Matrix is an annual review for printers and bibliophiles. It is made the traditional way: letterpress using metal type. Issues come with a wealth of thrilling articles about people, places and activities in the field of fine printing and book arts from all over the world. Every issue not only comes with articles it also brings original prints as inserts made by various presses and artists introduced in the articles.
I am happy beyond words as an article on my artist’s book on Kurt Tucholsky is part of Matrix 32. It all began at the “Norddeutsche Handpressenmesse” in Hamburg in 2013. This was where we all met and John suggested having an article on the art work in the upcoming issue of Matrix. Plus he thought it would be nice to have an insert as well.
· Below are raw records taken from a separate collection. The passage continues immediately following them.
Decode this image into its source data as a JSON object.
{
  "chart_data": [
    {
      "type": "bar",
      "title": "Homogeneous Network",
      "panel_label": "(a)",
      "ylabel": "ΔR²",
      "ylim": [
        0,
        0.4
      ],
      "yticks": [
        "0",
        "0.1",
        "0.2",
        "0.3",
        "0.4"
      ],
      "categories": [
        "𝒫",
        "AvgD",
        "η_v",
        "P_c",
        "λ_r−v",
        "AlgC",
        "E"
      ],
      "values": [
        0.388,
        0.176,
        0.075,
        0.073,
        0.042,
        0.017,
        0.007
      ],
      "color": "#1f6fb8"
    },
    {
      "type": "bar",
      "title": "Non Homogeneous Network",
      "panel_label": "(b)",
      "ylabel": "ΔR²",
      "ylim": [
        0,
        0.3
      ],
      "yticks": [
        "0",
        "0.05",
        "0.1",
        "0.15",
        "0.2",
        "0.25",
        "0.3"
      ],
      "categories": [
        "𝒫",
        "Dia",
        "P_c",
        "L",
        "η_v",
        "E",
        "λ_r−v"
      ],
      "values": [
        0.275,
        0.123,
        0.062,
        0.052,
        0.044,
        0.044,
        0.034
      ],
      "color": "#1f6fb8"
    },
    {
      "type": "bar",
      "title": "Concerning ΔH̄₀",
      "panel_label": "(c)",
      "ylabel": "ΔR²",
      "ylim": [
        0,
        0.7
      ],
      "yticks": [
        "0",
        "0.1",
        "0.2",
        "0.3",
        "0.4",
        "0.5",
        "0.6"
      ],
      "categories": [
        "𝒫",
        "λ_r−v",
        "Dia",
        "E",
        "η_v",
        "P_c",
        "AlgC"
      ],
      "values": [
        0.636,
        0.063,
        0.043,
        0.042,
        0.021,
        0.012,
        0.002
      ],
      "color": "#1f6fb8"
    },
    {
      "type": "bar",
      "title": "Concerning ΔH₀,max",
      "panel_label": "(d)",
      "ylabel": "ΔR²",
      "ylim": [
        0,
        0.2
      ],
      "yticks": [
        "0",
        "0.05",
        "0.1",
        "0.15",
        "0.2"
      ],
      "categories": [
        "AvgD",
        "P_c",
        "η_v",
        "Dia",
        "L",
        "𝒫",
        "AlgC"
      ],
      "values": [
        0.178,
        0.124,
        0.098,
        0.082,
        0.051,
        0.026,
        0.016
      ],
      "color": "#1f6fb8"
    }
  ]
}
My heart sank when I heard we’d need 700 copies. I am working with proofing presses that are operated by hand. I am feeding every sheet in myself one by one. My editions usually range between 6 and 20. Printing cards I might do around 40. Never ever had I got anywhere near 700. I considered the task and decided the only way it could work was to print the inserts on the younger of my two presses. It is a Grafix with a motorised inking system. The printing is done by hand still.
But there was more to the task than the printing of the sheets. I choose a text in which Tucholsky describes why he is writing. I handset the text from Optima. It is printed on a white Zerkall deckle edge paper. The insert was supposed to be in the same style as the prints in the original artist’s book. So the insert wanted stickers giving the year the text was first published. Now these stickers had to be printed on a pretty old fashioned gummed paper in fading orange, moisted and glued to the prints. Additionally the prints had to be stamped and embossed. In the end they looked really good and off they went in a cardboard box addressed to Whittington nr. Cheltenham.
Now if you wish to have one of Matrix 32 or any back issues for yourself you can easily order them at Whittington Press. Or come to their Open Day on September 6th. You’ll find all information on their website.
Here goes a huge heartfelt Thankyou to John and Rose and everybody else involved in making Matrix 32 such a wonderful read. I am ever so glad that I was given the chance to be part of it.